По телу Фейс пробежала дрожь, она издала какой-то странный хрип и обмякла у него на руках.

– Джон, – на лице Котти отразился ужас, – быстро беги за доктором Дженкинсом! Скорее! – Джона сразу будто ветром сдуло. Котти поднял Фейс. – Я отнесу ее наверх, в ее в комнату, а ты, Хоуп, принеси холодной воды и салфетку.


Часом позже все они – Котти, Хоуп, Чарити и Джон – собрались в коридоре перед спальней Фейс. Котти нервно ходил взад-вперед, а Хоуп не отрываясь в отчаянии смотрела на закрытую дверь, стараясь осмыслить случившееся. Она знала, что здоровье матери оставляет желать лучшего – долгие годы работы за ткацким станком от восхода до заката сделали свое страшное дело, – но тем не менее Хоуп не помнила, чтобы Фейс когда-нибудь хотя бы на один день позволяла себе заболеть.

Открылась дверь, и на пороге появился доктор Дженкинс, суровый мужчина лет сорока.

– Она поправится, доктор? – первая спросила Хоуп.

– Не стану вселять в вас ложную надежду, – угрюмо ответил доктор Дженкинс. – Ваша мать серьезно больна.

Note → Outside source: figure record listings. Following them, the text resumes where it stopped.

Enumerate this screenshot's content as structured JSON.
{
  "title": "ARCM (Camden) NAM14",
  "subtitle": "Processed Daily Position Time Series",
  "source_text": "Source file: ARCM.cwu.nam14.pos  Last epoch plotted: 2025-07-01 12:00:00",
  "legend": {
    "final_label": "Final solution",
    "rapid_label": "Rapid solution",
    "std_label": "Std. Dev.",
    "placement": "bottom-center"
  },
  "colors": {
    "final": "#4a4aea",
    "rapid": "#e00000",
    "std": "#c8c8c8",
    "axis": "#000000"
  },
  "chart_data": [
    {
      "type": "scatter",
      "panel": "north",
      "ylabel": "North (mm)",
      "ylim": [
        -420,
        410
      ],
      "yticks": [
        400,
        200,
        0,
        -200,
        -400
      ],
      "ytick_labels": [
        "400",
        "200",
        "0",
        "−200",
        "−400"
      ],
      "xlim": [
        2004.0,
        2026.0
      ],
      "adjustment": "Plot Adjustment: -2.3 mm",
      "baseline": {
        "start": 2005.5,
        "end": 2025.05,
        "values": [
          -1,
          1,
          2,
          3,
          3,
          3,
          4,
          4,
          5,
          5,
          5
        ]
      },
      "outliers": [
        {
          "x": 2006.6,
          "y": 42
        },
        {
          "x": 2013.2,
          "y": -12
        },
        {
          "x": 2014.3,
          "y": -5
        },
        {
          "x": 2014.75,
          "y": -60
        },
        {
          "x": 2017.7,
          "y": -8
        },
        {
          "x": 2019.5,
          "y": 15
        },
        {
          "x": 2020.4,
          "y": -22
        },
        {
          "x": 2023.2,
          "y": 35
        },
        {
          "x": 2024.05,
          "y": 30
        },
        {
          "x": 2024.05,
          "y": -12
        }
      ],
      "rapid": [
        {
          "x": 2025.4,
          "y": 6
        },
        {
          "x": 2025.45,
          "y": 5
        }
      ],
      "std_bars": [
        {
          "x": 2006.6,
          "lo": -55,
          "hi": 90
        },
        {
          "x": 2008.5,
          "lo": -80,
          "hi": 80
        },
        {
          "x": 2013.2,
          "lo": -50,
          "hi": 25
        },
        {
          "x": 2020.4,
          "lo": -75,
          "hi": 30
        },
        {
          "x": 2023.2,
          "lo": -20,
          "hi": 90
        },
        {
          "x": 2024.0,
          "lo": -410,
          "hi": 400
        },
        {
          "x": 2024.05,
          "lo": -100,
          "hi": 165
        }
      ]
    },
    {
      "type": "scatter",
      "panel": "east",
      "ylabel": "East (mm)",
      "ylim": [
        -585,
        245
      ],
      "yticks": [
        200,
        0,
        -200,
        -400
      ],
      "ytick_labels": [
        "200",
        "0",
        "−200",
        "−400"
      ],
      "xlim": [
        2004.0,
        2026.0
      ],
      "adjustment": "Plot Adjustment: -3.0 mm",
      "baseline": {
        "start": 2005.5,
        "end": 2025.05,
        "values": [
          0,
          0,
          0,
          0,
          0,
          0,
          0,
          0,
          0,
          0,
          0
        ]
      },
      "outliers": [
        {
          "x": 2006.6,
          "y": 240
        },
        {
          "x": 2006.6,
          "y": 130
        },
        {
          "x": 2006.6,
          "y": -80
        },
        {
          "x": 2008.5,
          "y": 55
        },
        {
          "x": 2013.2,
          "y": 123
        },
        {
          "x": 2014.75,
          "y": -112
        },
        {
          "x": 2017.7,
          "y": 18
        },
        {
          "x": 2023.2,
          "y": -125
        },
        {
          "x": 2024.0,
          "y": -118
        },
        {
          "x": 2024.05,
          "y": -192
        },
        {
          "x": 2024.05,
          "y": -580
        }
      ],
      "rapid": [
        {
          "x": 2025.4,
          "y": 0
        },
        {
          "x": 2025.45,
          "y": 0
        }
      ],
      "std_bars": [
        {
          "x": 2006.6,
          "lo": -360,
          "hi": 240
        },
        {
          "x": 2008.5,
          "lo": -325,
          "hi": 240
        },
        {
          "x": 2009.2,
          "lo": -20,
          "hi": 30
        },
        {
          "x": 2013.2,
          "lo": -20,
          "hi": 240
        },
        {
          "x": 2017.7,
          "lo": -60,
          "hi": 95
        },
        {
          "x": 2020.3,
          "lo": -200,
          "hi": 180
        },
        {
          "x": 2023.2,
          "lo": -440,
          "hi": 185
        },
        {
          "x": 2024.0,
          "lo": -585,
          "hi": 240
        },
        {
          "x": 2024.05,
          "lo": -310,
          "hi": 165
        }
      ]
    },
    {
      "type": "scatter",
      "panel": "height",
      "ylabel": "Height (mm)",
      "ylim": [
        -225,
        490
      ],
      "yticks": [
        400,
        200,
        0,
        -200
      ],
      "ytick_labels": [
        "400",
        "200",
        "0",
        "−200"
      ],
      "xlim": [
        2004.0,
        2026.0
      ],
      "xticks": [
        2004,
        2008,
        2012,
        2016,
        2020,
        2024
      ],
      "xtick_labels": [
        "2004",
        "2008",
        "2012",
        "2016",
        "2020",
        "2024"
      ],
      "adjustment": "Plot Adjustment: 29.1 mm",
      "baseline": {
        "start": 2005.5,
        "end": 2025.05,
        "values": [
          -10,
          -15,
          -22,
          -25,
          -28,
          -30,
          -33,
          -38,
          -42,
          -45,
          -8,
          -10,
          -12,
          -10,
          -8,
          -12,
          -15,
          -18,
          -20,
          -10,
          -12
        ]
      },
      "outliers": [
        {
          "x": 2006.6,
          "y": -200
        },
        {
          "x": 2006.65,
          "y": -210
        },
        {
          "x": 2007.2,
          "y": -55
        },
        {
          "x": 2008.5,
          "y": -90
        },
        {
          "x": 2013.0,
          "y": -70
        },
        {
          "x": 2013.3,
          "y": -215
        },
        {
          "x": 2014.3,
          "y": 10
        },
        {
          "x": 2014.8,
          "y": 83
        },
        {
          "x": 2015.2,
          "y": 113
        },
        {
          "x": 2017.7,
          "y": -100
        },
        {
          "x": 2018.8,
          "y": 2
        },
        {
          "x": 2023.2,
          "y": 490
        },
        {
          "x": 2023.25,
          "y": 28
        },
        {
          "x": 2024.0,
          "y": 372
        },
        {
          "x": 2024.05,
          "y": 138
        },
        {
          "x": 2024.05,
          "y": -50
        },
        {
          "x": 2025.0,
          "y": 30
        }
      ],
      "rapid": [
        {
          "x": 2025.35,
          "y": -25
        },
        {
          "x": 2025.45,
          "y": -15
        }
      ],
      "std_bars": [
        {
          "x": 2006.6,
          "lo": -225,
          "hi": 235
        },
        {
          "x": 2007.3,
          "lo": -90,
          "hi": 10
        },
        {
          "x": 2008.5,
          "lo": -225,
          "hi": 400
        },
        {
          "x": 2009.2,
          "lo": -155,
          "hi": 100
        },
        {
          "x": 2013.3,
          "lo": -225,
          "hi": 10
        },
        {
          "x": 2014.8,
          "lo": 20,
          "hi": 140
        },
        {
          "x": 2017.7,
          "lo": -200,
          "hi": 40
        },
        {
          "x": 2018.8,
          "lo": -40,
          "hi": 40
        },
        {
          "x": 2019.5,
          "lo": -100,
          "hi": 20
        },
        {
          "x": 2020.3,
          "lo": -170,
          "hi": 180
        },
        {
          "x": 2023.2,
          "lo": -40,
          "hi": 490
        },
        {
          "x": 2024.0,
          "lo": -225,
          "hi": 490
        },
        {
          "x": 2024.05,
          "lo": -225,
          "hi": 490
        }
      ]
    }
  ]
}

– Что с ней, доктор? – вступил в разговор Котти.

– У нее очень слабое сердце, по-настоящему слабое, и весь ее организм не слишком крепок. Я мало чем могу помочь ей.

– Вы хотите сказать, что она умирает? – сдерживая подступившее к горлу рыдание, спросила Хоуп.

– Я давным-давно взял себе за правило никогда не делать прогнозов. Точно могу сказать лишь то, что если с ней случится еще один удар, то шансов выжить у нее не останется.

– Но вы можете хоть чем-то помочь?

– Боюсь, что нет, дорогая, – сказал доктор Дженкинс. – Годы тяжелого труда, скудное питание и недостаток отдыха подорвали ее силы. Все, что мы можем сейчас сделать, – это обеспечить ей полный покой и молиться Всевышнему…

Джон стоял, прислонившись к стене, смотрел, слушал и физически ощущал тяжкий груз вины. В своем сне он видел Фейс Блэксток в гробу, но означает ли это, что она умрет сейчас? Мог бы он предотвратить ее болезнь, если бы рассказал кому-нибудь о своем видении? Джон не имел представления о лекарствах белых людей, но средства, которыми пользовались люди его племени, чаще всего не помогали против серьезных болезней – а госпожа Блэксток, без сомнения, была очень серьезно больна. Если бы он сразу предупредил кого-нибудь, можно ли было что-то предпринять, чтобы предотвратить случившееся? А поверили бы ему? Джон чувствовал себя ужасно несчастным.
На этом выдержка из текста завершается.